Time Management for the businessman and woman
If only I had more time.
How many of us haven’t felt this way…?
If only I could manage my time better, if only I had less stress. Sound familiar?
The term “Time management” is a contradiction in terms. You cannot manage time; it is a given. Time passes at a constant rate. You cannot borrow time, nor can you save up time for a rainy day. What you can manage is how you spend your time.
When doing your time management, you need to identify time thieves.
These are the most common time thieves:
- Emails:
- This is the biggest time thief of them all and in almost every survey on time thieves comes out in one of the two top spots.
- Consider doing the following:
- Switch off notifications which announce that emails have arrived.
- Set fixed times for reading and attending to emails during your day.
- Organise your emails into folders and keep filing systems.
- Telephone interruptions:
- As with any other interruption, a phone call takes your focus away from the task at hand, possibly prompting you to first take other (unplanned) actions, and by the time you have re-focussed and picked up where you last left off when the phone rang, 15min or more have passed.
- Try the following:
- Landline calls:
- Have fixed times when you take calls, preferably the last 15 to 30 min ahead of lunch or close of business. This is often the time when people are short and concise.

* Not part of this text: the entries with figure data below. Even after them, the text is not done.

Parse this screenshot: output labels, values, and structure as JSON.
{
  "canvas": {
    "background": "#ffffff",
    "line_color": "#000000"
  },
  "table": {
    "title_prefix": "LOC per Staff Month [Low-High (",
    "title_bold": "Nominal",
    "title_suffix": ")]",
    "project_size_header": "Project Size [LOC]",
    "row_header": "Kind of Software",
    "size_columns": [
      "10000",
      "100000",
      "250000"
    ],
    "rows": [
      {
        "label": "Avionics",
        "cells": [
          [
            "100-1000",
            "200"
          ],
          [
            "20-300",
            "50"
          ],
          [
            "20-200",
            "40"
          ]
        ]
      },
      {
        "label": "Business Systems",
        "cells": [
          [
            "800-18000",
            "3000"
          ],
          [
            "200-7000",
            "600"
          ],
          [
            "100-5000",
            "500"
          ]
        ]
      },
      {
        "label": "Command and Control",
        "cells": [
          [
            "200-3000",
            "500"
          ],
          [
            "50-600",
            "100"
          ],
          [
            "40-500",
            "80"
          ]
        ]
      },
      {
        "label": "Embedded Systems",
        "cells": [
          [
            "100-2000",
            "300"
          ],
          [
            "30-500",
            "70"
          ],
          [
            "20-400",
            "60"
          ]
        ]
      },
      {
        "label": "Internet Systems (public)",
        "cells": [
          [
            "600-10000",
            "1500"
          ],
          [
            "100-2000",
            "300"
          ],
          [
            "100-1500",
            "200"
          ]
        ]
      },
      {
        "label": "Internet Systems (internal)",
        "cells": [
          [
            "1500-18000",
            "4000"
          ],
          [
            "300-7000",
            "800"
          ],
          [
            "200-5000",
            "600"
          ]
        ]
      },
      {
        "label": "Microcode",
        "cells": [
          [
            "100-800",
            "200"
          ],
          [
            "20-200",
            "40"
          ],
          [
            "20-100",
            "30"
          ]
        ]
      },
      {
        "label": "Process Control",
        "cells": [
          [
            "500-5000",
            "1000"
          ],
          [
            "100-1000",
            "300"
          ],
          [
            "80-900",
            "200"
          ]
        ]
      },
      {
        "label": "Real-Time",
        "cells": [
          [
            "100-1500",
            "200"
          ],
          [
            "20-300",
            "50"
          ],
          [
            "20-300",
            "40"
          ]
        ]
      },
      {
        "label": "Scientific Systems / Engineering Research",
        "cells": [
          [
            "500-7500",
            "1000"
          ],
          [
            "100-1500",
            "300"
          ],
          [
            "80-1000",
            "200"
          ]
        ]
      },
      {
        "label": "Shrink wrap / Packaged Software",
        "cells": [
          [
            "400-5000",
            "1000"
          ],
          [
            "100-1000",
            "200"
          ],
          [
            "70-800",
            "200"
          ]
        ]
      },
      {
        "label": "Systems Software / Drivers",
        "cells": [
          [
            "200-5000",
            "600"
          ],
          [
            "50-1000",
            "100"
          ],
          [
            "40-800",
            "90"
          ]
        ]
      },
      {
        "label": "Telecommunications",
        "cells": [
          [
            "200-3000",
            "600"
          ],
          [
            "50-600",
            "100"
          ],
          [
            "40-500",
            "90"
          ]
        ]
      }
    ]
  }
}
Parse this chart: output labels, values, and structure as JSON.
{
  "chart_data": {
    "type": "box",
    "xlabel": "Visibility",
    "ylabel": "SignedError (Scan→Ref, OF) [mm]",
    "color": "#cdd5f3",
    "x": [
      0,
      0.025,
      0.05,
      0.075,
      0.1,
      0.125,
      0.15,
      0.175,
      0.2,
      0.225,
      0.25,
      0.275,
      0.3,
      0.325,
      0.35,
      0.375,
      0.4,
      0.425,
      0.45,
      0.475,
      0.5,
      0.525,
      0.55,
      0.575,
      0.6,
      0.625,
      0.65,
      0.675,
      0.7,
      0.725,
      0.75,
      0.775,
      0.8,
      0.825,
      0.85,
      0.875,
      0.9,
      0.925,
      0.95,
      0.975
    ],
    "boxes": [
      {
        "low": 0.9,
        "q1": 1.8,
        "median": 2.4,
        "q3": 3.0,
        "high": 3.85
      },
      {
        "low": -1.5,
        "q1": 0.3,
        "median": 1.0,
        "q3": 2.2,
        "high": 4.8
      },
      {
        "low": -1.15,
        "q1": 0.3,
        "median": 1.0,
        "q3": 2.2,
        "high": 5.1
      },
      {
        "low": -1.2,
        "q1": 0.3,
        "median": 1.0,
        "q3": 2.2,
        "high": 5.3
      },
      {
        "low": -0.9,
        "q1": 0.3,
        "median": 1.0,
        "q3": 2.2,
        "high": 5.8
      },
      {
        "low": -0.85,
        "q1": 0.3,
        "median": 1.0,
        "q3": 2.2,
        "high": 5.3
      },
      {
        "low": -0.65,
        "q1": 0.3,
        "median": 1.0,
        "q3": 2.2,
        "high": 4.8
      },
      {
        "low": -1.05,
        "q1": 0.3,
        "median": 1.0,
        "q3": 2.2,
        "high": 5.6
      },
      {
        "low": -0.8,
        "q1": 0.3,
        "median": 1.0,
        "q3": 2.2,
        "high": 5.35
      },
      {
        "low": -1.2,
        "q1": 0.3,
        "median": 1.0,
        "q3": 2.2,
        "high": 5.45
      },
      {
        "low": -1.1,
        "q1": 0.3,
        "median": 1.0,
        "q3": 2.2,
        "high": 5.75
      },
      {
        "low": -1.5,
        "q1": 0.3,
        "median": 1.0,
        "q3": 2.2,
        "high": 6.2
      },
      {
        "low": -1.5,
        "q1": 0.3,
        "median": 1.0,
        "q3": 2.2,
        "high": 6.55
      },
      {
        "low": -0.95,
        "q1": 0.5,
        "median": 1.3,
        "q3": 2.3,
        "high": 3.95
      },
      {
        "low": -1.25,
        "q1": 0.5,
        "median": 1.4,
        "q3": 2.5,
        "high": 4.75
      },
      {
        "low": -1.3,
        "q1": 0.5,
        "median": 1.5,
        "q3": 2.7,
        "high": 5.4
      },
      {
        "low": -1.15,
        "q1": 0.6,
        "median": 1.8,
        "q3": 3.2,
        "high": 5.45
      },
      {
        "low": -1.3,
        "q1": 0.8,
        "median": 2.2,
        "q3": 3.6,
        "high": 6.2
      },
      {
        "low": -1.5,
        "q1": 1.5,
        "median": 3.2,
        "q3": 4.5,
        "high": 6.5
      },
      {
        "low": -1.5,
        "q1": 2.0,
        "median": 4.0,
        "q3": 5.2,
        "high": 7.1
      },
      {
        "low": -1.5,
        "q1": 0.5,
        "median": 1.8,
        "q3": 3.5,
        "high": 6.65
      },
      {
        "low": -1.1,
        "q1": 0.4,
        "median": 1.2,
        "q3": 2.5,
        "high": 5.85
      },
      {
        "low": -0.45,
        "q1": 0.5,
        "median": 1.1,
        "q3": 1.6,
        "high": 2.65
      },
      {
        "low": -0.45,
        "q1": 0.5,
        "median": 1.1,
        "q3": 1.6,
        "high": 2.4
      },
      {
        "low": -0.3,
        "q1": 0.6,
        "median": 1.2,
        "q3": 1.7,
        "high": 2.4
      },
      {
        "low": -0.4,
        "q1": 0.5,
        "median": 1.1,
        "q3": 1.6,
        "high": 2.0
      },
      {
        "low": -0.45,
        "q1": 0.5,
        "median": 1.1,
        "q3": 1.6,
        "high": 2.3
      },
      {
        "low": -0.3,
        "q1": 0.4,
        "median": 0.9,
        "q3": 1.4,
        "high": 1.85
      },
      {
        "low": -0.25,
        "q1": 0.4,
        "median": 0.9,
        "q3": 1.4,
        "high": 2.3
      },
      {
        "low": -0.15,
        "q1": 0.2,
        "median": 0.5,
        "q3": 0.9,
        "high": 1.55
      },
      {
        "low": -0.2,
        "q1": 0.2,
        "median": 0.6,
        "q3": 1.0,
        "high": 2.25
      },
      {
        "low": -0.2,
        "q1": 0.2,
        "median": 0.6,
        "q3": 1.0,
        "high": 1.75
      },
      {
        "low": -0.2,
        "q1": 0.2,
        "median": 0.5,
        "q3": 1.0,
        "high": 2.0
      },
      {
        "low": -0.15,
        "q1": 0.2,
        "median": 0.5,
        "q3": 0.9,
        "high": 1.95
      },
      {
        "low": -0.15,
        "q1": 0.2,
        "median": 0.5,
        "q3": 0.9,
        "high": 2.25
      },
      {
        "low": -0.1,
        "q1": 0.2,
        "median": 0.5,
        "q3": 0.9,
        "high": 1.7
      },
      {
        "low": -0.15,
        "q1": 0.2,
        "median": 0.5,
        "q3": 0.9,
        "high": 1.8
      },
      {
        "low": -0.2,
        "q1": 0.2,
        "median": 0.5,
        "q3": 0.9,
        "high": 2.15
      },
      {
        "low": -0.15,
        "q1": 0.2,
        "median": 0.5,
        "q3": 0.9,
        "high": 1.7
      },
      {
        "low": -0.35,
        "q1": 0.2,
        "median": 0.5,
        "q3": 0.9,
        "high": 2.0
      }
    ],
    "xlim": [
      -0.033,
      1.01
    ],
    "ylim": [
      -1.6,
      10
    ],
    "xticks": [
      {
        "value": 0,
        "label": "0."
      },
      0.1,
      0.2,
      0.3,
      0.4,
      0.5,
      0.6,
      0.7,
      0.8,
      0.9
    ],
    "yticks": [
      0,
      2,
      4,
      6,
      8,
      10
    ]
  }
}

- Train your receptionist to screen incoming calls.
- Give the receptionist a short list of VIP clients that may be put through.

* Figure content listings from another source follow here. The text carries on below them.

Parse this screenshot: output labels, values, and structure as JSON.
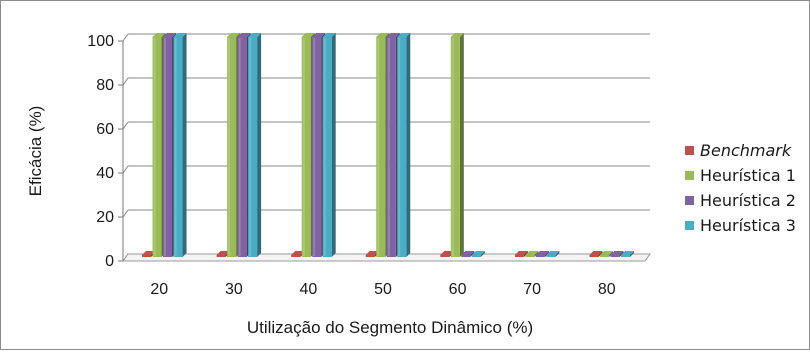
{
  "chart_data": {
    "type": "bar",
    "xlabel": "Utilização do Segmento Dinâmico (%)",
    "ylabel": "Eficácia (%)",
    "categories": [
      "20",
      "30",
      "40",
      "50",
      "60",
      "70",
      "80"
    ],
    "ylim": [
      0,
      100
    ],
    "yticks": [
      "0",
      "20",
      "40",
      "60",
      "80",
      "100"
    ],
    "grid": true,
    "legend_position": "right",
    "series": [
      {
        "name": "Benchmark",
        "italic": true,
        "color": "#c0504d",
        "values": [
          0,
          0,
          0,
          0,
          0,
          0,
          0
        ]
      },
      {
        "name": "Heurística 1",
        "italic": false,
        "color": "#9bbb59",
        "values": [
          100,
          100,
          100,
          100,
          100,
          0,
          0
        ]
      },
      {
        "name": "Heurística 2",
        "italic": false,
        "color": "#8064a2",
        "values": [
          100,
          100,
          100,
          100,
          0,
          0,
          0
        ]
      },
      {
        "name": "Heurística 3",
        "italic": false,
        "color": "#4bacc6",
        "values": [
          100,
          100,
          100,
          100,
          0,
          0,
          0
        ]
      }
    ]
  }
}
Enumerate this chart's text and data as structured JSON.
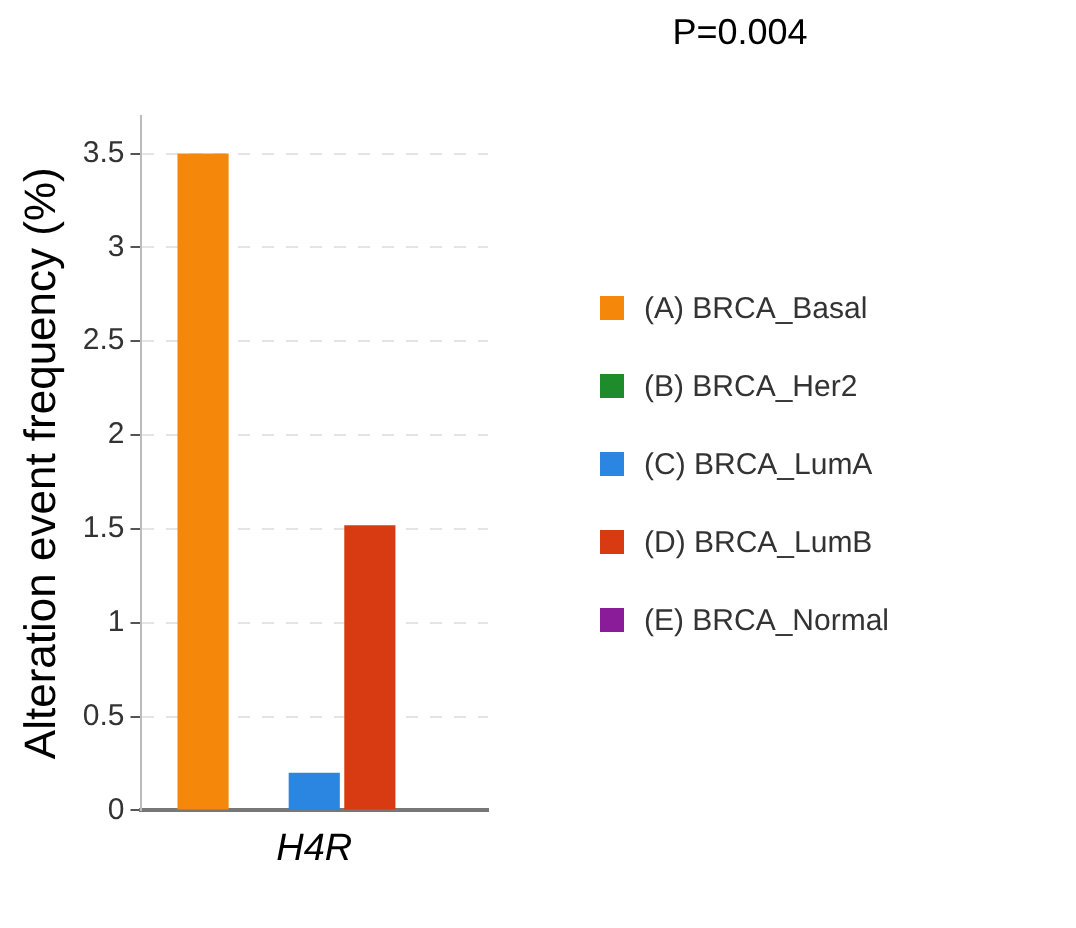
{
  "chart_data": {
    "type": "bar",
    "ylabel": "Alteration event frequency (%)",
    "categories": [
      "H4R"
    ],
    "series": [
      {
        "name": "(A) BRCA_Basal",
        "color": "#f5870a",
        "values": [
          3.5
        ]
      },
      {
        "name": "(B) BRCA_Her2",
        "color": "#1e8c2a",
        "values": [
          0
        ]
      },
      {
        "name": "(C) BRCA_LumA",
        "color": "#2a86e0",
        "values": [
          0.2
        ]
      },
      {
        "name": "(D) BRCA_LumB",
        "color": "#d83a12",
        "values": [
          1.52
        ]
      },
      {
        "name": "(E) BRCA_Normal",
        "color": "#8a1c9a",
        "values": [
          0
        ]
      }
    ],
    "ylim": [
      0,
      3.7
    ],
    "yticks": [
      0,
      0.5,
      1,
      1.5,
      2,
      2.5,
      3,
      3.5
    ],
    "grid": "y",
    "legend": "right",
    "annotations": [
      "P=0.004"
    ]
  }
}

- Make a point of answering all messages within one working day; you may lose clients if you create the perception that you are totally unreachable and not responding to messages. Phone back even if it is only to advise that you have received the message and that you will come back with the relevant information.
- Never start a conversation with “How are you”. You are inviting the other party to grab your time coins. Rather start with “What can I do for you today”.

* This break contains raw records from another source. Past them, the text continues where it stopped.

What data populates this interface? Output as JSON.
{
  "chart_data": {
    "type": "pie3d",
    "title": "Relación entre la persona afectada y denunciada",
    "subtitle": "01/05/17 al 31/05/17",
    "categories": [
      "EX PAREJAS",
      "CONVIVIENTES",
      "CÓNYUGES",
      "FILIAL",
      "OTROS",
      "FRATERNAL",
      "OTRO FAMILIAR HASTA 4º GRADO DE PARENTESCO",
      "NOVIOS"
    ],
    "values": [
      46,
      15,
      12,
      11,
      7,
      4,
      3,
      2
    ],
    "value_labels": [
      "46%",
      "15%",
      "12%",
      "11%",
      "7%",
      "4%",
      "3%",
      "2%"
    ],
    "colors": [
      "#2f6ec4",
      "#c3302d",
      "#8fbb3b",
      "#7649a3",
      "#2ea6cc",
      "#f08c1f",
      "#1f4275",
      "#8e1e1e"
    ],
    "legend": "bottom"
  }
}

- Stay on topic, if the conversation starts drifting, gently steer the conversation back to the reason of the call.
- Mobile phones:
- Don’t give your personal phone number to anyone other than very close, trusted people who know when to phone you.
- When you don’t want to receive a call, switch your mobile phone off or make use of the forwarding function.
- Don’t answer calls of numbers you do not know.
- Landline calls:
- Poorly run meetings:
- Meetings which are not properly controlled or chaired can run for many hours, with different things being said and no decisions taken.
- Try to arrange meetings by planning in consideration of lunchtime. People will push to address issues in order to finalise things to be able to take their lunch.
- Send out the agenda at least 3 days ahead of the meeting.
- Start on time and don’t wait for late arrivals.